We compared performance characteristics of 7 weight estimation methods examining predictive performance and human factors errors.
This was a prospective study of 80 emergency care providers (raters) and 80 children aged 2 months to 16 years. Raters estimated weights in 5 children with the following 7 strategies: visual estimation, Advanced Pediatric Life Support, Luscombe and Owens, Broselow tape, devised weight estimation method, 2D Mercy TAPE (2DT), and 3D Mercy TAPE (3DT). Quantitative errors were determined by checking rater values against values returned with optimal method use.

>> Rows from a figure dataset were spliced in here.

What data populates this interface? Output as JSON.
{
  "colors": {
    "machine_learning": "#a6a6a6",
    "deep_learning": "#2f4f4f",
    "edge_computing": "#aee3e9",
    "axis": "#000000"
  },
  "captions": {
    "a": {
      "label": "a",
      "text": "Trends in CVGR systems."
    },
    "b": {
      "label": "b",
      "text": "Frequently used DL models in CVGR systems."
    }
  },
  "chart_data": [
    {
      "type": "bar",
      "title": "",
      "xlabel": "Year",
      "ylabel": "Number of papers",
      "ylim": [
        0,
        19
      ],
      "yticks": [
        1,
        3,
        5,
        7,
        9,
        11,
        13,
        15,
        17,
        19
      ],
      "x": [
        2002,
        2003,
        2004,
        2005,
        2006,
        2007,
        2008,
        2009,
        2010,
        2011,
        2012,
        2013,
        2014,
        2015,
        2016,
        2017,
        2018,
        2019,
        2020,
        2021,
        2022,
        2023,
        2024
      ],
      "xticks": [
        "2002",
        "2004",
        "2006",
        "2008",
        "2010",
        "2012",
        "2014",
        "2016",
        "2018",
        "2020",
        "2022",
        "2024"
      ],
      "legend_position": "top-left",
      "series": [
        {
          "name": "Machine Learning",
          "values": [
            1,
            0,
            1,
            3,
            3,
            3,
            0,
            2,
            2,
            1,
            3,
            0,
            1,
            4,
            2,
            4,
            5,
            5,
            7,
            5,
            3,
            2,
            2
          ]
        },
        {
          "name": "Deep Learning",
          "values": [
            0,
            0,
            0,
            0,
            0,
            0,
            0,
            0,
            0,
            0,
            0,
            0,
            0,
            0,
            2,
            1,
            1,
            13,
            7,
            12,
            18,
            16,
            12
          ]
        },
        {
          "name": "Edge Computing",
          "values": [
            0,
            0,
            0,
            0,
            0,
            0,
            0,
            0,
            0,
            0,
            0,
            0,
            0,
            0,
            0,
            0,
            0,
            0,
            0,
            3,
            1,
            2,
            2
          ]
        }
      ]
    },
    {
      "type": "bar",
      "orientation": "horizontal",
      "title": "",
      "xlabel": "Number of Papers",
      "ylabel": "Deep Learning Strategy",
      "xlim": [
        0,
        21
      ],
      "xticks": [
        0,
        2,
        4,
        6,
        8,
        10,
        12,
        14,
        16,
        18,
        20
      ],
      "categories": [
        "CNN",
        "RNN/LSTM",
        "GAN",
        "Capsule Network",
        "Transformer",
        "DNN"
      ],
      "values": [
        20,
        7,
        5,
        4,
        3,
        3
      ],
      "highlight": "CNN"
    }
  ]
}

Four hundred rater-child pairings generated 2800 weight estimates. For all methods, rater-estimated weights were less accurate than weights derived by optimal application. Skill-based, perception, and judgment/decision error were observed. For visual estimation, weights were underestimated in most children. For Advanced Pediatric Life Support/Luscombe and Owens, order of operations markedly impacted errors with 23% of calculations requiring addition first performed incorrectly versus 9% of calculations requiring multiplication first. For Broselow tape, only 63% of cases were eligible for estimation with this device, yet raters assigned a weight in 96% of cases. For Devised Weight Estimation Method, 96% of overweight and 48% of obese children were classified as slim or average. For 2DT/3DT, the 2DT was prone to more errors most commonly use of the wrong side of the device (24%). The impact of rater characteristics on error was most pronounced for methods requiring calculation.
Skill-based, perception, or judgment errors were observed in more than 1 of 20 cases. No singular strategy was used with 100% accuracy.